All’udienza del 24 febbraio 2010 il Procuratore generale e il difensore del ricorrente precisavano le rispettive conclusioni come da verbale, in epigrafe riportate.

Diritto

MOTIVI DELLA DECISIONE

Con il primo motivo il ricorrente deduce la violazione di legge e la nullità della dichiarazione di fallimento per omessa convocazione in camera di consiglio.

Il motivo è infondato.

Il tribunale che dichiari il fallimento in esecuzione del decreto con il quale la Corte d’appello abbia accolto il reclamo contro il provvedimento di rigetto dell’istanza di fallimento, per l’effetto disponendo la rimessione degli atti a norma della L. Fall., art. 22, comma 3, non è tenuto a reiterare la convocazione dell’imprenditore in camera di consiglio, previa comunicazione di detto decreto, allorchè quegli sia stato messo in grado di partecipare all’udienza camerale in sede di reclamo (Cass., sez. 1, 7 aprile 1978, n. 1600;

Cass., sez. 1, 10 aprile 1975, n. 1322).
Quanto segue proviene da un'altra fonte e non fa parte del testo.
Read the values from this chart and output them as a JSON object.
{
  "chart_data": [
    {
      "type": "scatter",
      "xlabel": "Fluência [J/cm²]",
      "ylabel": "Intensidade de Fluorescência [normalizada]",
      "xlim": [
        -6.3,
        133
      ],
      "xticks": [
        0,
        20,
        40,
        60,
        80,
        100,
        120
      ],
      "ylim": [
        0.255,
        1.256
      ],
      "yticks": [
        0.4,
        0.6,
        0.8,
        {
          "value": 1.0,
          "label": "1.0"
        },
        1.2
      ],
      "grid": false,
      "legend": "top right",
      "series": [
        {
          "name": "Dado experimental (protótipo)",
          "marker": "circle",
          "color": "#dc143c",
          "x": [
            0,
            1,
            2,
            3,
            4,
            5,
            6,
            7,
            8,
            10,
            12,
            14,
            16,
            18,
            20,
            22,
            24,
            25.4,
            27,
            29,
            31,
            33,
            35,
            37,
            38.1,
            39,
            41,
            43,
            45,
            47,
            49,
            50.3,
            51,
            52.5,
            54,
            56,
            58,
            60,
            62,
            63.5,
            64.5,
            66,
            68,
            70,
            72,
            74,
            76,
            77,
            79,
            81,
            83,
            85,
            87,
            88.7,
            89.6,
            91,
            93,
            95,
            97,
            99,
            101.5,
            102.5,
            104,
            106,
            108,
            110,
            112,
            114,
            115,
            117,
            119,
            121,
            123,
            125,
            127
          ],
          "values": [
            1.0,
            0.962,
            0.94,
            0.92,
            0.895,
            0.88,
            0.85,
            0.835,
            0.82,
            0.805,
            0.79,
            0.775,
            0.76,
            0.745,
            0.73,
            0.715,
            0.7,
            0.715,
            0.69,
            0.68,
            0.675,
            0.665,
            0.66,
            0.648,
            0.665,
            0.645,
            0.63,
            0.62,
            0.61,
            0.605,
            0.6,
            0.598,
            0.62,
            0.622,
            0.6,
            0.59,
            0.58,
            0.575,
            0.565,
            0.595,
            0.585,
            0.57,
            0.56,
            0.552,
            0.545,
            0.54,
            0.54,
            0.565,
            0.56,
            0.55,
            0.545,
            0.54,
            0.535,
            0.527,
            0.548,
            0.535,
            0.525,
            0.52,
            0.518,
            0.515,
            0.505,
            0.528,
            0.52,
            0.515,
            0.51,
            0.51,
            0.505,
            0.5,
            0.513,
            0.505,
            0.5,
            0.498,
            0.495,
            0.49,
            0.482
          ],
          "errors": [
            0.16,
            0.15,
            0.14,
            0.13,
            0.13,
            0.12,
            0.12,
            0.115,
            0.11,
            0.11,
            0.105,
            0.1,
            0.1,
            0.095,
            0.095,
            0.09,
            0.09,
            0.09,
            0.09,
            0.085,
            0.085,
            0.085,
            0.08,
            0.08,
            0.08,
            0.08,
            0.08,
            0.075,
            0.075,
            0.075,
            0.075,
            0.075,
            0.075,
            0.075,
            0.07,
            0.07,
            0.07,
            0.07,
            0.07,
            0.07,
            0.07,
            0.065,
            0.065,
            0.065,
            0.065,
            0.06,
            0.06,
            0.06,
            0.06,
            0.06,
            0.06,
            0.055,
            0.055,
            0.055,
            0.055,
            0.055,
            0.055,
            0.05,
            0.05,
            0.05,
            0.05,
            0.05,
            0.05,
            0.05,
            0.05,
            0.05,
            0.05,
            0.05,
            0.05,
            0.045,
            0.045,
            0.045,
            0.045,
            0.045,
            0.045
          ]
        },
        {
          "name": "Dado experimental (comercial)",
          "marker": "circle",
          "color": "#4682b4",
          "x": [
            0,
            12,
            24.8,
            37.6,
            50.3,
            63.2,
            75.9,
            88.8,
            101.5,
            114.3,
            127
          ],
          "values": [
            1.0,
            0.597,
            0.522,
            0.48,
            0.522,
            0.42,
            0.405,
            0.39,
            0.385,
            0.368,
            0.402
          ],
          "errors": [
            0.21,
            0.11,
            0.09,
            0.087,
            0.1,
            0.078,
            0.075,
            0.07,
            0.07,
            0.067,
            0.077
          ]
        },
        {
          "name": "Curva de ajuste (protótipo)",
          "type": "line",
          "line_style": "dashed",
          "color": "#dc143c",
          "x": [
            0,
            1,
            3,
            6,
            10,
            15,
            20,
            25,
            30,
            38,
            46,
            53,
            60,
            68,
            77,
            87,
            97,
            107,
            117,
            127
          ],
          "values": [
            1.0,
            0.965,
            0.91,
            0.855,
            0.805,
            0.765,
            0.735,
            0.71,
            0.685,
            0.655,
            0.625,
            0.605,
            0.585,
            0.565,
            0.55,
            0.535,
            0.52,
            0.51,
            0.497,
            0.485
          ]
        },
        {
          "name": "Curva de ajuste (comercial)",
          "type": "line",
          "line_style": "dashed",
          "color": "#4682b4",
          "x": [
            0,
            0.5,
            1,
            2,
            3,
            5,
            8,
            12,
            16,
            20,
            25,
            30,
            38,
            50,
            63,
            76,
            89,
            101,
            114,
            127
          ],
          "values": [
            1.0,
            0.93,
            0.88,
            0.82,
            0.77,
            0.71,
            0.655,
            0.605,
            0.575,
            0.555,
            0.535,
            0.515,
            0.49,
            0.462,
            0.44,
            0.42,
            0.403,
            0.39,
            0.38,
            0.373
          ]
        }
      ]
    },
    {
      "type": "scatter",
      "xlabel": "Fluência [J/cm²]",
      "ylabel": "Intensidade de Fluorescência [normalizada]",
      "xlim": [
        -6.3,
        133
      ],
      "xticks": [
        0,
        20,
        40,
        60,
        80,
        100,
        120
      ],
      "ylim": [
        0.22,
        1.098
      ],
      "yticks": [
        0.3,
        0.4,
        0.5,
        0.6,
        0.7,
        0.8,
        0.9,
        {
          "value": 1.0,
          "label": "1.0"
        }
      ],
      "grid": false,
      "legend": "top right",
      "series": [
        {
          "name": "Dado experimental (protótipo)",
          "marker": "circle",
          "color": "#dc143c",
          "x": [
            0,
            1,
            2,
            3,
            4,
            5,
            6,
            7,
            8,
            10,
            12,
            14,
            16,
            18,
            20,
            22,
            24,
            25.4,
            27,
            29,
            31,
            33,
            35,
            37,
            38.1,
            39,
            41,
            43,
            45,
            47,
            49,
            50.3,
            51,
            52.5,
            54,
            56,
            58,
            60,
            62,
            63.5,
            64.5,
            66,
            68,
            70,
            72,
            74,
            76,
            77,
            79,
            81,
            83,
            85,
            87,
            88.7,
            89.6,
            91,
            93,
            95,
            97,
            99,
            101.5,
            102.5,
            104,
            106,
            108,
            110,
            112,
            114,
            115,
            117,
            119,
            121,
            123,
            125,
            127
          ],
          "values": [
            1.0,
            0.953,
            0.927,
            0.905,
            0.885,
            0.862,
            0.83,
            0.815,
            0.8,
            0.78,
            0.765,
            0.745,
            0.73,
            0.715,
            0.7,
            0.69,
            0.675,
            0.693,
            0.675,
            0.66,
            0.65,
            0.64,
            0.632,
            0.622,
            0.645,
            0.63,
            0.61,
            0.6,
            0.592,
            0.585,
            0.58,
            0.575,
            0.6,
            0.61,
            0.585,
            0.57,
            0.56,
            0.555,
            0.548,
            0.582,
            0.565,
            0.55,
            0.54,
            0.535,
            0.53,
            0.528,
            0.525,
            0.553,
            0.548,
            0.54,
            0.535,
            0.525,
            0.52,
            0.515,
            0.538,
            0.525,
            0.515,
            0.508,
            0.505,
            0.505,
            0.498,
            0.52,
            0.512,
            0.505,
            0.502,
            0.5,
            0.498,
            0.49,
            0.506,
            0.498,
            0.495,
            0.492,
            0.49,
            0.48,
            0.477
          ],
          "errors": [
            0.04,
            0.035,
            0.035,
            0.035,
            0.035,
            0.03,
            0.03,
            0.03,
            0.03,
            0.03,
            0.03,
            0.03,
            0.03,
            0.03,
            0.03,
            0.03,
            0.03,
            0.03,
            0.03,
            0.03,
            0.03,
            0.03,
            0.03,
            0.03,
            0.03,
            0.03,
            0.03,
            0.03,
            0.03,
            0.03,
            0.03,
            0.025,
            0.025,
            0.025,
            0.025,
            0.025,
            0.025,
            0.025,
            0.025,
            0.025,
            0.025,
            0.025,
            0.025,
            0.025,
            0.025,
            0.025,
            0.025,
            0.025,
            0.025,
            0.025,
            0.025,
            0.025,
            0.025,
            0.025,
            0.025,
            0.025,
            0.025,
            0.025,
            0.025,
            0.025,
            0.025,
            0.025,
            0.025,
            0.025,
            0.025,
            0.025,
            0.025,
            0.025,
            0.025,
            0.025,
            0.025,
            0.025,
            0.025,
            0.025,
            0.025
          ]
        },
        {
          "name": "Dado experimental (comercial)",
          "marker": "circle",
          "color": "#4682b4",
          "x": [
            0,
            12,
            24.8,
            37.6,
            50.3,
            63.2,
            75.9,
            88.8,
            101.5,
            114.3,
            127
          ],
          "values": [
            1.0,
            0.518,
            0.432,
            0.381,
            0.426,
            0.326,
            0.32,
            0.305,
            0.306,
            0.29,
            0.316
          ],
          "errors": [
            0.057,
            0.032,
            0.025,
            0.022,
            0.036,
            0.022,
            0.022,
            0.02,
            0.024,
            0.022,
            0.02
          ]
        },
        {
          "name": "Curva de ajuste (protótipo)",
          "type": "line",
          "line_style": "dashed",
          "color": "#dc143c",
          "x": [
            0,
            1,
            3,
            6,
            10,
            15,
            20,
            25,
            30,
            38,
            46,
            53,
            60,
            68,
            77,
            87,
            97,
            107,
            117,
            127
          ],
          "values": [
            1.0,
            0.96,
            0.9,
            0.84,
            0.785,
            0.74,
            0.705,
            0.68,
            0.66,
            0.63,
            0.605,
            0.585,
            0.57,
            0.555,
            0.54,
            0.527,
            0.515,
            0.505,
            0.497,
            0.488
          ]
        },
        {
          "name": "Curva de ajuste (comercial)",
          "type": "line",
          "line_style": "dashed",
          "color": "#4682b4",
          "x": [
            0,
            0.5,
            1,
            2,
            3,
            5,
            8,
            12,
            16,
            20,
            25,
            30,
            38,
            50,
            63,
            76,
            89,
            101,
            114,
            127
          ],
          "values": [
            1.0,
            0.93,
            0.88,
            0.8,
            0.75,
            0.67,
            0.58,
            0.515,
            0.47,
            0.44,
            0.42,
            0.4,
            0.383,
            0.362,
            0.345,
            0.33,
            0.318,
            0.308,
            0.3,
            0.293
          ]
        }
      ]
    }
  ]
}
Il principio è stato più volte affermato da questa Corte anche nell’ipotesi analoga che, dopo la prima convocazione, siano state presentate altre istanze di fallimento: dal momento che grava sull’imprenditore l’onere di seguire l’ulteriore sviluppo della procedura e di assumere ogni opportuna iniziativa difensiva (Cass., sez. 1, 10 dicembre 2008, n. 28.985; Cass., sez. 1, 6 settembre 2006, n. 19.141).

Del tutto irrilevante resta, poi, l’omessa notificazione della successiva sentenza; che, come giustamente osservato dalla corte territoriale, ha come unico effetto quello di non consentire il decorso del termine per impugnare, ex art. 18, L. Fall..

Con il secondo motivo ricorrente censura la carenza di motivazione dell’accertamento del presupposto soggettivo della dichiarazione di fallimento.

Il motivo è inammissibile, risolvendosi in una difforme valutazione degli elementi di fatto accertati, avente natura di merito, che, come tale, non può trovare ingresso in questa sede.

Il ricorso è dunque infondato e va respinto, con la conseguente condanna alla rifusione delle spese di giudizio, liquidate come in dispositivo, sulla base del valore della causa e del numero di complessità delle questioni trattate.

P.Q.M.

Rigetta il ricorso e condanna il ricorrente alla rifusione delle spese processuali, liquidate in complessivi Euro 2.200,00, di cui Euro 2.000,00 per onorari, oltre le spese generali e gli accessori di legge.

Così deciso in Roma, il 24 Febbraio 2010.